Add comment January 8, 2010
Watch for Investor Populism in 2010
Middle-class managers and professionals could turn their anger against corporate executives in the upcoming proxy season, columnist Evan Cooper says. In an Investment News essay headlined “When the middle class gets angry, watch out,’’ Cooper writes:
Instead of throwing out their proxy-voting cards this spring, more investors may decide to vote against management proposals simply out of anger and frustration. … If corporate boards beholden to top management and timid institutions won’t rein in runaway CEO compensation, perhaps humiliation will work if it comes from Ma and Pa Investor.
Add comment January 4, 2010
Directors Move From Failed Firms to New Board Spots
Gretchen Morgenson points out in the NYT that board members of companies that were damaged, and caused wider harm, in the subprime mortgage crisis haven’t been hurt themselves. Directors of failed banks and mortgage companies have moved on to serve on other corporate boards, including Sunoco Inc., Paccar Inc. and Tetra Tech Inc., she writes. Key passage:
… [I]t is hard to blame shareholders for wondering whose side directors are on, given the broad failures by many board members to recognize and rein in risk-taking at so many companies. As fiduciaries for the owners of the companies on whose boards they serve, directors have a duty to act in shareholders’ interests. After all, they are the shareholders’ representatives, and they are charged with ensuring that their companies are operated soundly and with long-term profitability in mind. Yet it doesn’t always seem to work out that way.
Morgenson mentions the steps the U.S. Securities and Exchange Commission is considering to make director elections more competitive, though she acknowledges critics regard the proposals as inadequate.
Add comment December 29, 2009
On2 Adjourns Meeting on Google, Solicits More Votes
On2 Technologies Inc., the video-compression software company, adjourned a special meeting on Google Inc.’s takeover bid, saying investors needed additional time to vote.
Most of the shares voted at the Dec. 18 meeting favored Google’s $106.5 million offer, On2 said in a statement. However, a merger vote requires a majority of shares outstanding rather than of shares voted, the company said. On2 suspended the meeting until Dec. 23 to provide more time to solicit proxies.
Matthew Frost, On2’s interim chief executive officer, said in the statement:
“Since a large number of On2’s stockholders have not yet voted, including many retail investors, we believe it is appropriate to adjourn the meeting and extend the voting deadline in order to give these investors a chance to vote.’’
Moxy Vote, the proxy-voting platform for individual investors, said on Dec. 16 that ballots representing 18.9 million On2 shares, or 11 percent of those outstanding, were cast through its Web site. Moxy Vote opened in November.
Google’s proposal has faced resistance from shareholders who said it was too low. Google offered 60 cents in its own stock for each share of On2.
Update: On2 has again adjourned the special meeting, this time until Feb. 17. The company set a new record date of Jan. 15. Investors who own stock on that date are eligible to vote at the meeting.
Add comment December 21, 2009
Google Bid for On2 Faces Shareholder Opposition
Google Inc.’s $106.5 million bid to take over video-compression software maker On2 Technologies Inc. has run into shareholder opposition and might fail in a vote next week, according to Seeking Alpha.

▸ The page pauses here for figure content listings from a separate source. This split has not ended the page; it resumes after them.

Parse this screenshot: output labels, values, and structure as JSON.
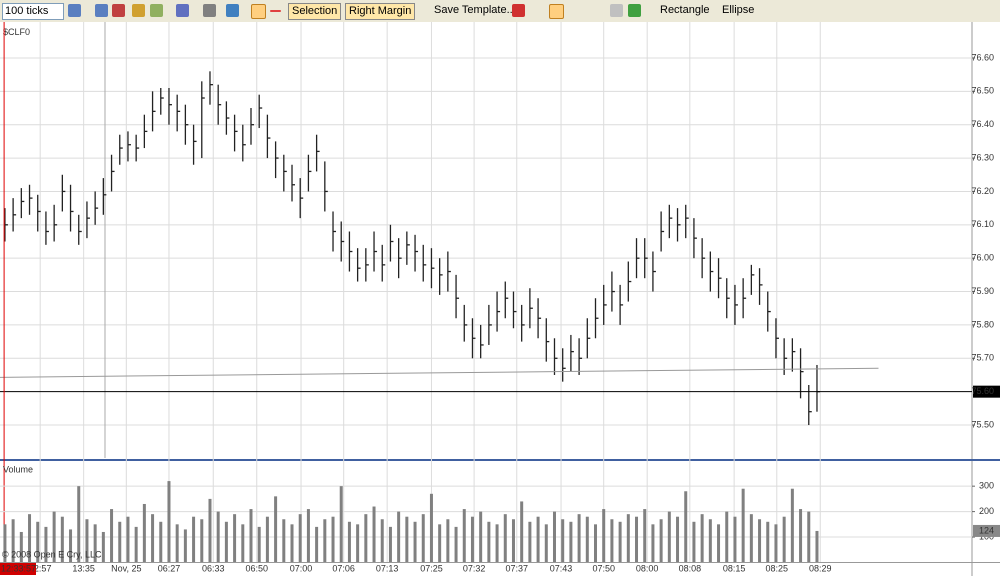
{
  "toolbar": {
    "interval": "100 ticks",
    "buttons": [
      "Selection",
      "Right Margin",
      "Save Template...",
      "Rectangle",
      "Ellipse"
    ]
  },
  "chart_data": [
    {
      "type": "ohlc",
      "title": "$CLF0",
      "color": "#222222",
      "close": [
        76.1,
        76.13,
        76.17,
        76.18,
        76.14,
        76.08,
        76.1,
        76.2,
        76.14,
        76.08,
        76.12,
        76.15,
        76.19,
        76.26,
        76.33,
        76.34,
        76.33,
        76.38,
        76.44,
        76.48,
        76.46,
        76.44,
        76.4,
        76.35,
        76.48,
        76.52,
        76.46,
        76.42,
        76.38,
        76.34,
        76.4,
        76.45,
        76.36,
        76.3,
        76.26,
        76.22,
        76.18,
        76.26,
        76.32,
        76.2,
        76.08,
        76.05,
        76.02,
        75.97,
        75.98,
        76.02,
        75.98,
        76.05,
        76.0,
        76.04,
        76.02,
        75.98,
        75.97,
        75.95,
        75.96,
        75.88,
        75.8,
        75.76,
        75.74,
        75.8,
        75.84,
        75.88,
        75.84,
        75.8,
        75.85,
        75.82,
        75.75,
        75.7,
        75.67,
        75.72,
        75.7,
        75.76,
        75.82,
        75.86,
        75.9,
        75.86,
        75.93,
        76.0,
        76.0,
        75.96,
        76.08,
        76.12,
        76.1,
        76.12,
        76.06,
        76.0,
        75.96,
        75.94,
        75.88,
        75.86,
        75.88,
        75.95,
        75.92,
        75.84,
        75.76,
        75.7,
        75.72,
        75.66,
        75.54,
        75.6
      ],
      "high": [
        76.15,
        76.18,
        76.21,
        76.22,
        76.19,
        76.14,
        76.16,
        76.25,
        76.22,
        76.13,
        76.17,
        76.2,
        76.24,
        76.31,
        76.37,
        76.38,
        76.37,
        76.43,
        76.5,
        76.51,
        76.51,
        76.49,
        76.46,
        76.4,
        76.53,
        76.56,
        76.52,
        76.47,
        76.43,
        76.4,
        76.45,
        76.49,
        76.43,
        76.35,
        76.31,
        76.28,
        76.24,
        76.31,
        76.37,
        76.29,
        76.14,
        76.11,
        76.08,
        76.03,
        76.03,
        76.08,
        76.04,
        76.1,
        76.06,
        76.08,
        76.07,
        76.04,
        76.03,
        76.0,
        76.02,
        75.95,
        75.86,
        75.82,
        75.8,
        75.86,
        75.9,
        75.93,
        75.9,
        75.86,
        75.91,
        75.88,
        75.82,
        75.76,
        75.73,
        75.77,
        75.76,
        75.82,
        75.88,
        75.92,
        75.96,
        75.92,
        75.99,
        76.06,
        76.06,
        76.02,
        76.14,
        76.16,
        76.15,
        76.16,
        76.12,
        76.06,
        76.02,
        76.0,
        75.94,
        75.92,
        75.94,
        75.98,
        75.97,
        75.9,
        75.82,
        75.76,
        75.76,
        75.73,
        75.62,
        75.68
      ],
      "low": [
        76.05,
        76.08,
        76.12,
        76.13,
        76.08,
        76.04,
        76.05,
        76.14,
        76.08,
        76.04,
        76.06,
        76.1,
        76.13,
        76.2,
        76.28,
        76.29,
        76.29,
        76.33,
        76.38,
        76.43,
        76.4,
        76.38,
        76.34,
        76.28,
        76.3,
        76.46,
        76.4,
        76.37,
        76.32,
        76.29,
        76.34,
        76.39,
        76.3,
        76.24,
        76.2,
        76.17,
        76.12,
        76.2,
        76.26,
        76.14,
        76.02,
        75.99,
        75.96,
        75.93,
        75.93,
        75.96,
        75.93,
        75.99,
        75.94,
        75.98,
        75.96,
        75.93,
        75.91,
        75.89,
        75.9,
        75.82,
        75.75,
        75.7,
        75.7,
        75.74,
        75.78,
        75.82,
        75.79,
        75.75,
        75.79,
        75.76,
        75.69,
        75.65,
        75.63,
        75.66,
        75.65,
        75.7,
        75.76,
        75.8,
        75.84,
        75.8,
        75.87,
        75.94,
        75.94,
        75.9,
        76.02,
        76.06,
        76.05,
        76.06,
        76.0,
        75.94,
        75.9,
        75.88,
        75.82,
        75.8,
        75.82,
        75.89,
        75.86,
        75.78,
        75.7,
        75.65,
        75.66,
        75.58,
        75.5,
        75.54
      ],
      "ylim": [
        75.4,
        76.7
      ],
      "yticks": [
        {
          "value": 76.6,
          "label": "76.60"
        },
        {
          "value": 76.5,
          "label": "76.50"
        },
        {
          "value": 76.4,
          "label": "76.40"
        },
        {
          "value": 76.3,
          "label": "76.30"
        },
        {
          "value": 76.2,
          "label": "76.20"
        },
        {
          "value": 76.1,
          "label": "76.10"
        },
        {
          "value": 76.0,
          "label": "76.00"
        },
        {
          "value": 75.9,
          "label": "75.90"
        },
        {
          "value": 75.8,
          "label": "75.80"
        },
        {
          "value": 75.7,
          "label": "75.70"
        },
        {
          "value": 75.5,
          "label": "75.50"
        }
      ],
      "xlim": [
        -0.6,
        117.9
      ],
      "xticks": [
        {
          "value": 4.3,
          "label": "12:57"
        },
        {
          "value": 9.6,
          "label": "13:35"
        },
        {
          "value": 14.8,
          "label": "Nov, 25"
        },
        {
          "value": 20,
          "label": "06:27"
        },
        {
          "value": 25.4,
          "label": "06:33"
        },
        {
          "value": 30.7,
          "label": "06:50"
        },
        {
          "value": 36.1,
          "label": "07:00"
        },
        {
          "value": 41.3,
          "label": "07:06"
        },
        {
          "value": 46.6,
          "label": "07:13"
        },
        {
          "value": 52,
          "label": "07:25"
        },
        {
          "value": 57.2,
          "label": "07:32"
        },
        {
          "value": 62.4,
          "label": "07:37"
        },
        {
          "value": 67.8,
          "label": "07:43"
        },
        {
          "value": 73,
          "label": "07:50"
        },
        {
          "value": 78.3,
          "label": "08:00"
        },
        {
          "value": 83.5,
          "label": "08:08"
        },
        {
          "value": 88.9,
          "label": "08:15"
        },
        {
          "value": 94.1,
          "label": "08:25"
        },
        {
          "value": 99.4,
          "label": "08:29"
        }
      ],
      "grid": true,
      "last": {
        "value": 75.6,
        "label": "75.60"
      },
      "trend_line": {
        "x": [
          -0.6,
          106.5
        ],
        "y": [
          75.643,
          75.67
        ]
      },
      "cursor": {
        "value": -0.1,
        "label": "12:33:57"
      },
      "session_break": 12.2
    },
    {
      "type": "bar",
      "title": "Volume",
      "color": "#808080",
      "copyright": "© 2008 Open E Cry, LLC",
      "values": [
        150,
        170,
        120,
        190,
        160,
        140,
        200,
        180,
        130,
        300,
        170,
        150,
        120,
        210,
        160,
        180,
        140,
        230,
        190,
        160,
        320,
        150,
        130,
        180,
        170,
        250,
        200,
        160,
        190,
        150,
        210,
        140,
        180,
        260,
        170,
        150,
        190,
        210,
        140,
        170,
        180,
        300,
        160,
        150,
        190,
        220,
        170,
        140,
        200,
        180,
        160,
        190,
        270,
        150,
        170,
        140,
        210,
        180,
        200,
        160,
        150,
        190,
        170,
        240,
        160,
        180,
        150,
        200,
        170,
        160,
        190,
        180,
        150,
        210,
        170,
        160,
        190,
        180,
        210,
        150,
        170,
        200,
        180,
        280,
        160,
        190,
        170,
        150,
        200,
        180,
        290,
        190,
        170,
        160,
        150,
        180,
        290,
        210,
        200,
        124
      ],
      "ylim": [
        0,
        395
      ],
      "yticks": [
        100,
        200,
        300
      ],
      "xlim": [
        -0.6,
        117.9
      ],
      "grid": true
    }
  ]
}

On2 investors would receive 60 cents in Google stock for each On2 share they own. The Internet search giant’s offer is considered too low by group of On2 shareholders. While three proxy advisory companies recommend voting for the transaction, “there is a good chance the deal won’t be approved by [On2] shareholders’’ on Dec. 18, Dan Rayburn writes.

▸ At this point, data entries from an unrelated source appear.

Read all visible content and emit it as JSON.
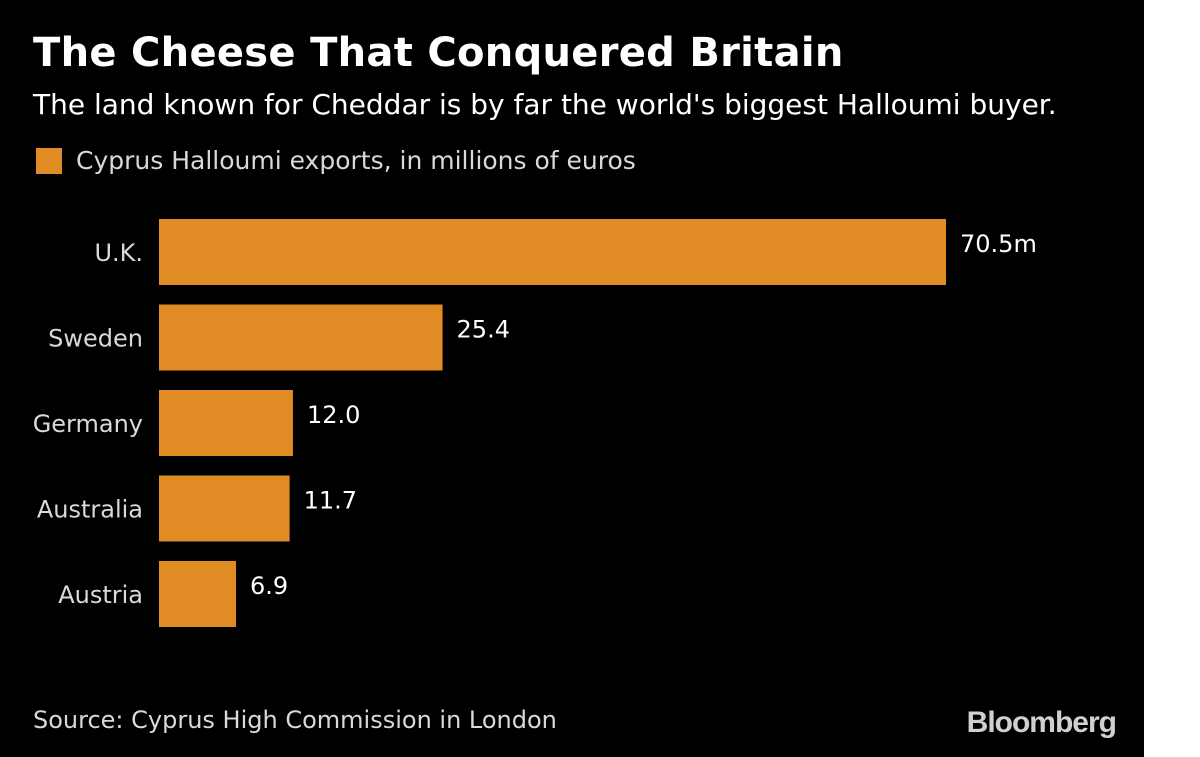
{
  "title": "The Cheese That Conquered Britain",
  "subtitle": "The land known for Cheddar is by far the world's biggest Halloumi buyer.",
  "source": "Source: Cyprus High Commission in London",
  "brand": "Bloomberg",
  "colors": {
    "background": "#000000",
    "bar": "#e08b24",
    "text": "#ffffff",
    "muted_text": "#d9d9d9"
  },
  "chart_data": {
    "type": "bar",
    "orientation": "horizontal",
    "categories": [
      "U.K.",
      "Sweden",
      "Germany",
      "Australia",
      "Austria"
    ],
    "series": [
      {
        "name": "Cyprus Halloumi exports, in millions of euros",
        "values": [
          70.5,
          25.4,
          12.0,
          11.7,
          6.9
        ]
      }
    ],
    "value_labels": [
      "70.5m",
      "25.4",
      "12.0",
      "11.7",
      "6.9"
    ],
    "legend": "top-left",
    "grid": false
  }
}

Add comment December 11, 2009
Nell Minow feature in New Yorker
David Owen wrote a nice feature on Nell Minow in the New Yorker’s “Money Issue.” You can only read the abstract online, here. I think it does a really nice job of surveying the landscape of compensation reform and presenting Nell’s view, which is that compensation will be reined in when shareholders have more power to get rid of directors, call meetings, and shape company policies. Hear, hear.